Inherited thrombophilia
Genetic variations such as Factor V Leiden amplify clot risk, particularly when combined with other triggers.
Pregnancy
VTE risk rises substantially in the third trimester and postpartum period, one of the most important risk windows.
Oestrogen medications
The combined pill and some forms of HRT raise VTE risk, particularly in combination with other risk factors.
Treatment, What Happens Next
Anticoagulation, the cornerstone of treatment
For most people with confirmed DVT or PE, anticoagulation is the primary treatment. An important point to understand: anticoagulants don’t dissolve the existing clot, the body’s own system does that over time. What they do is stop the clot from growing and prevent further clots from forming while healing occurs.
Direct Oral Anticoagulants, DOACs, including rivaroxaban, apixaban, and dabigatran, are now the preferred treatment for most patients with VTE. They are taken orally, require no routine blood test monitoring, and have been shown in large clinical trials to be at least as effective as warfarin with a better safety profile.

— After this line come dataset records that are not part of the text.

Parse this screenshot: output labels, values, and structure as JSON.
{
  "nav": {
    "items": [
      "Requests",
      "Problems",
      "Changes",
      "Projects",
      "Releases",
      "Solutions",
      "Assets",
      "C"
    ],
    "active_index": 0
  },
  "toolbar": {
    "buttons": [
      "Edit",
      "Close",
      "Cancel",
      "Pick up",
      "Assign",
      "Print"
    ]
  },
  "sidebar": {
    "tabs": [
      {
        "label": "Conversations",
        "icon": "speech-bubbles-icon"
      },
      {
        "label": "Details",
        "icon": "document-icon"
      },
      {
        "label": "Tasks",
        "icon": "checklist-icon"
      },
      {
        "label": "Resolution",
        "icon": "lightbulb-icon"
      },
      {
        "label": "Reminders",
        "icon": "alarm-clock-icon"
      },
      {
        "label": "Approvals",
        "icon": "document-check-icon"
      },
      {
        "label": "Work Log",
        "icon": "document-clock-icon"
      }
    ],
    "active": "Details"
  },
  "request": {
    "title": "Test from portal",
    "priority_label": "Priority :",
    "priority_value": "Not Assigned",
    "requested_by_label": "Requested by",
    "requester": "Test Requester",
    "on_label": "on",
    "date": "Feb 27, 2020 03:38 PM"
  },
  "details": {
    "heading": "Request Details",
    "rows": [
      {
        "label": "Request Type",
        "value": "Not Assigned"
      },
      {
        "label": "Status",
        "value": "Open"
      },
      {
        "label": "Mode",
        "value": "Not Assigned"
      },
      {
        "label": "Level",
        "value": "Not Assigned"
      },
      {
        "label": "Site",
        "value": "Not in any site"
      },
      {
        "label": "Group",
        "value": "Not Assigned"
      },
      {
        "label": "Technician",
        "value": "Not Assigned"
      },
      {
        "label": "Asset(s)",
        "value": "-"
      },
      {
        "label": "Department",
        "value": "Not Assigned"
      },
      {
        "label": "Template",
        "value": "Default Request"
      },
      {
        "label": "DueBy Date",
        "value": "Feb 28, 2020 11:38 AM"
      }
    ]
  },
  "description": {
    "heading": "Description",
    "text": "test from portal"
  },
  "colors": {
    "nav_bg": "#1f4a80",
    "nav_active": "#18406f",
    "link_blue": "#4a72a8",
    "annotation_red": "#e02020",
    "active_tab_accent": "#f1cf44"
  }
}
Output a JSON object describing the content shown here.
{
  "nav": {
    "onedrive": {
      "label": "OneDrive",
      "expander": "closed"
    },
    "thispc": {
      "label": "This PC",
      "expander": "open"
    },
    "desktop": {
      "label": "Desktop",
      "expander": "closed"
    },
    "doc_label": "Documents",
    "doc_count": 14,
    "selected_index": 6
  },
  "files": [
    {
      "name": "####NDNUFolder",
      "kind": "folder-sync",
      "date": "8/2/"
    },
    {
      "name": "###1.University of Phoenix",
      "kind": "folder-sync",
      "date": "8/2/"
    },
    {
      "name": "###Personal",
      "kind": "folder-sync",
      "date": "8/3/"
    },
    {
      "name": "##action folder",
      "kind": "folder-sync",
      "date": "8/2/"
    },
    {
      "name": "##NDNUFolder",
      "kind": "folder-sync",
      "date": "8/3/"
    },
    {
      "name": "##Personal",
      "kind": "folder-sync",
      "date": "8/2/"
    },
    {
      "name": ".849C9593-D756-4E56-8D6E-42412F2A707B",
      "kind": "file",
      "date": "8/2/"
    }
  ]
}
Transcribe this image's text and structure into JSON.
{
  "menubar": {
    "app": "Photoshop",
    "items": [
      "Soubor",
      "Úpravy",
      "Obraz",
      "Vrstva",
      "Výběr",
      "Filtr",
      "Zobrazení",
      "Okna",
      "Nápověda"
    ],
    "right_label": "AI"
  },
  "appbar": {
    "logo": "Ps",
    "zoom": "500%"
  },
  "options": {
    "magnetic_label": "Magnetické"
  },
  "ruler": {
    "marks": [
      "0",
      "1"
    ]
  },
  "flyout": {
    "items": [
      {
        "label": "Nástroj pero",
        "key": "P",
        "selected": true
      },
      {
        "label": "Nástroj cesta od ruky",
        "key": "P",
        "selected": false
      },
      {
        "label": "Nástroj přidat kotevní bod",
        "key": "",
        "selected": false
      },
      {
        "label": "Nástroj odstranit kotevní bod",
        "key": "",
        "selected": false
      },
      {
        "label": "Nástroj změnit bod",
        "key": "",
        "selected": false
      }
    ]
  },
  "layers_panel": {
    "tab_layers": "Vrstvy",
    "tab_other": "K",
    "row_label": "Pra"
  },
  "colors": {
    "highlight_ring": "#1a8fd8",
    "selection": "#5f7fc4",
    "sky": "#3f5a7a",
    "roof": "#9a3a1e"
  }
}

Warfarin, still the right choice for some
Warfarin remains appropriate for patients with certain conditions, antiphospholipid syndrome, some mechanical heart valves, or severe kidney impairment where DOACs aren’t suitable. It requires regular INR blood test monitoring and is more affected by diet and other medications, but for the right patients it remains highly effective.
How long do you take it?
Duration depends on whether the clot had a clear cause, such as surgery or immobility, or occurred without an obvious trigger. A provoked clot is typically treated for three to six months. An unprovoked or recurrent clot may require extended or indefinite anticoagulation, a decision made individually with your treating team based on your personal risk of recurrence and bleeding.
When more aggressive treatment is needed
A small proportion of patients with a massive pulmonary embolism causing haemodynamic collapse require more urgent intervention, clot-dissolving medications (thrombolytics) delivered intravenously, catheter-directed treatment directly into the clot, or in rare cases surgical removal. These carry higher bleeding risk and are reserved for situations where the PE is immediately life-threatening.
One of the most important things I tell patients starting anticoagulation is: don’t stop it without speaking to your doctor first, even if you feel completely well. The medication is doing its job precisely because you feel well. Stopping early significantly increases the risk of the clot extending or a new one forming.
- Was my clot provoked or unprovoked, and does that change how long I need anticoagulation?
- Which anticoagulant am I on, and are there any foods, medications or activities I need to be aware of?
- Should I be tested for an underlying clotting disorder?
- What symptoms should prompt me to seek urgent attention while on treatment?
- When will we review whether to continue or stop anticoagulation?
Heart Matters Resource
When in Doubt, Get Checked Out
A swollen, painful leg after a long journey or period of immobility, or unexplained breathlessness, should always be assessed promptly. DVT and PE need to be ruled out. Getting checked is always the right call.
Conclusion
Blood clots sound alarming, but the vast majority of people diagnosed with DVT or PE, treated promptly with modern anticoagulation, make a full recovery. The treatments available today are safer, simpler, and more effective than they were even a decade ago.
The most important things are recognising the symptoms early, getting assessed without delay, and understanding your treatment, why you are taking it, for how long, and what to watch for. That knowledge puts you in control of your recovery.
If you have questions about your specific situation, the type of clot, the duration of treatment, or whether you need testing for an underlying clotting disorder, the questions box above is a good starting point for your next conversation with your doctor or haematologist.